Step 5: Test locally
At this stage, the agent is only running locally on your laptop. In simple words: it works only when VS Code is open and the required terminal windows are still running. If you close VS Code, stop the server, or close the tunnel, ChatGPT can no longer reach the agent.
You are checking:
- Does the server start?
- Does the tool exist?
- Does the CMS accept the request?
- Does the draft appear?
- Does it stay draft-only?
Expect errors. This is normal.
Common errors include:
- missing environment variable
- wrong token
- wrong project ID
- wrong endpoint
- missing start script
- schema field mismatch
Step 6: Push to GitHub
Once it works locally, push the code to GitHub.
Make sure your environment variable file is ignored.
Your code can be public or private, but secrets should never be inside the repo.

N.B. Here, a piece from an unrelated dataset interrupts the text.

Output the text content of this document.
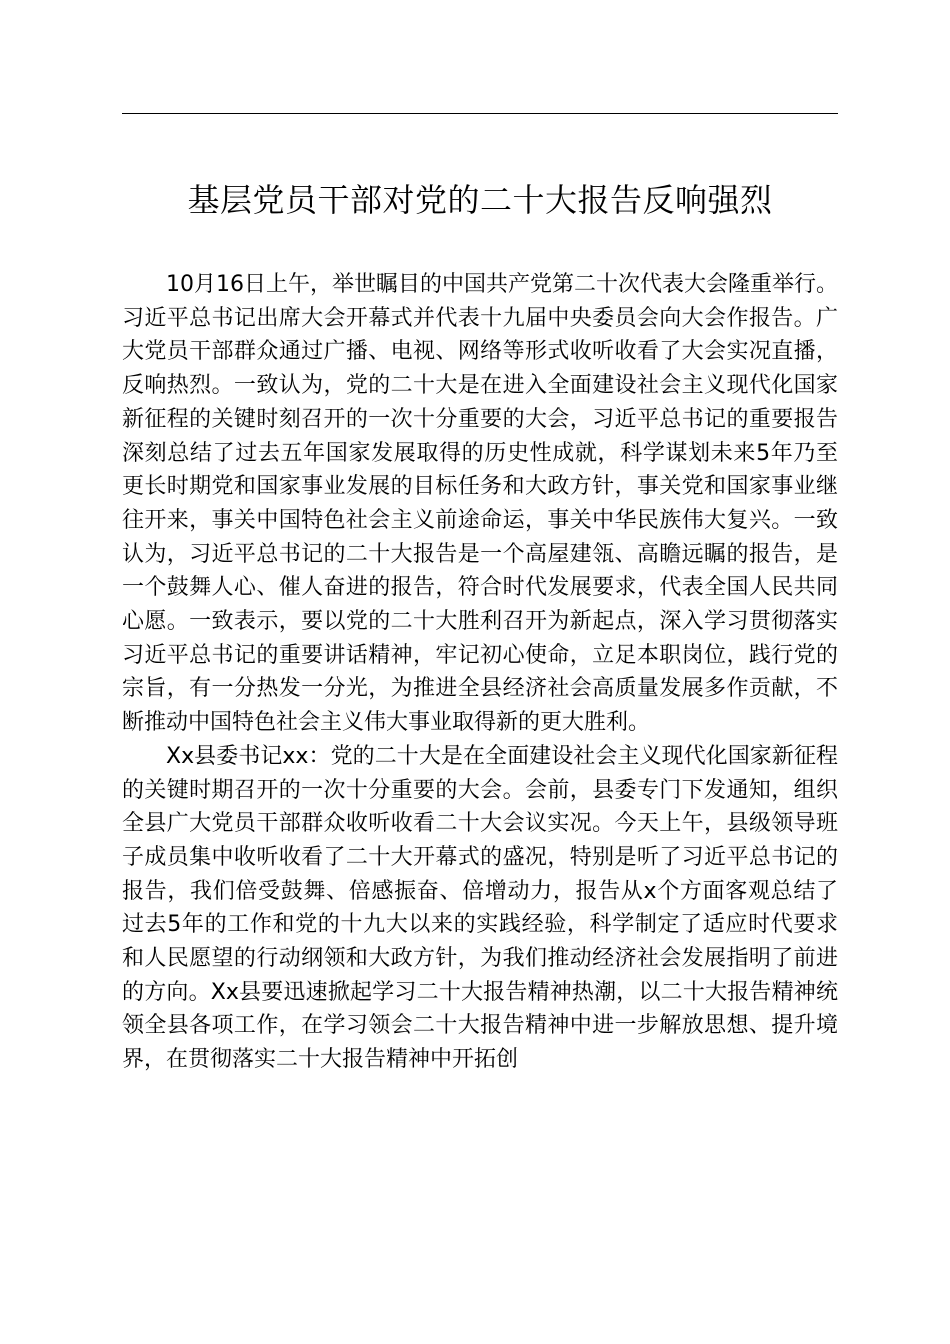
基层党员干部对党的二十大报告反响强烈

10月16日上午，举世瞩目的中国共产党第二十次代表大会隆重举行。习近平总书记出席大会开幕式并代表十九届中央委员会向大会作报告。广大党员干部群众通过广播、电视、网络等形式收听收看了大会实况直播，反响热烈。一致认为，党的二十大是在进入全面建设社会主义现代化国家新征程的关键时刻召开的一次十分重要的大会，习近平总书记的重要报告深刻总结了过去五年国家发展取得的历史性成就，科学谋划未来5年乃至更长时期党和国家事业发展的目标任务和大政方针，事关党和国家事业继往开来，事关中国特色社会主义前途命运，事关中华民族伟大复兴。一致认为，习近平总书记的二十大报告是一个高屋建瓴、高瞻远瞩的报告，是一个鼓舞人心、催人奋进的报告，符合时代发展要求，代表全国人民共同心愿。一致表示，要以党的二十大胜利召开为新起点，深入学习贯彻落实习近平总书记的重要讲话精神，牢记初心使命，立足本职岗位，践行党的宗旨，有一分热发一分光，为推进全县经济社会高质量发展多作贡献，不断推动中国特色社会主义伟大事业取得新的更大胜利。

Xx县委书记xx：党的二十大是在全面建设社会主义现代化国家新征程的关键时期召开的一次十分重要的大会。会前，县委专门下发通知，组织全县广大党员干部群众收听收看二十大会议实况。今天上午，县级领导班子成员集中收听收看了二十大开幕式的盛况，特别是听了习近平总书记的报告，我们倍受鼓舞、倍感振奋、倍增动力，报告从x个方面客观总结了过去5年的工作和党的十九大以来的实践经验，科学制定了适应时代要求和人民愿望的行动纲领和大政方针，为我们推动经济社会发展指明了前进的方向。Xx县要迅速掀起学习二十大报告精神热潮，以二十大报告精神统领全县各项工作，在学习领会二十大报告精神中进一步解放思想、提升境界，在贯彻落实二十大报告精神中开拓创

Step 7: Deploy on Render or whatever cloud-based PaaS you decided
Render hosts the server.
You connect Render to GitHub, choose the repo, and set:
- build command
npm install
- start command
npm start
- environment variables
Render gives you a public URL.
Your MCP endpoint will usually be the public URL plus /mcp at the end.
That /mcp part matters.
Step 8: Add environment variables on Render
Add the same secrets from your local environment file into Render’s environment variables.
Use placeholder names like:
- CMS project ID
- CMS dataset
- CMS write token
- CMS API version
- Port
Do not show real values.

Step 9: Connect the server to ChatGPT
In ChatGPT, create or connect a custom app using the server URL.
The app should discover the tool, such as create draft post.
If the tool does not appear:
- check Render logs
- refresh the app
- reconnect
- confirm the /mcp endpoint
- confirm the server is live
Step 10: Test with a tiny draft
Do not test with a giant article first.
Test with something very small:
Title: Test Draft
Slug: test-draft
Body: This is a test.
If that works, then expand.
Step 11: Add more tools gradually
Once the first tool works, add more.
Examples:
- create daily news item
- create news ticker item
- create batch daily news items
The batch tool is useful because instead of approving 18 actions separately, you approve one batch action that creates 18 separate items.
6. How to train and improve the agent
You are not really training the AI model itself.
You are training the agent’s behaviour through:
- skills
- memory
- examples
- feedback
- tool design
- rules
Please revisit the AI Agent 101: Let’s Build Your First Practical AI Agent here.
7. Final takeaway
A basic AI agent uses tools that already exist.
An advanced AI agent starts when you create your own controlled bridge between the AI and your workflow.
The framework is:
- Define the agent’s job
- Define safe tools
- Build a small server
- Store secrets safely
- Test locally
- Deploy the server
- Connect it to ChatGPT
- Start with one tiny action
- Improve skills and memory
- Add more tools gradually
The goal is not to build a giant robot that does everything.
The goal is to build a small, reliable operator that understands your workflow, follows your rules, and helps you do one useful thing better than before.
That is when an AI agent becomes real: not when it sounds smart, but when it can safely and repeatedly help you get something done.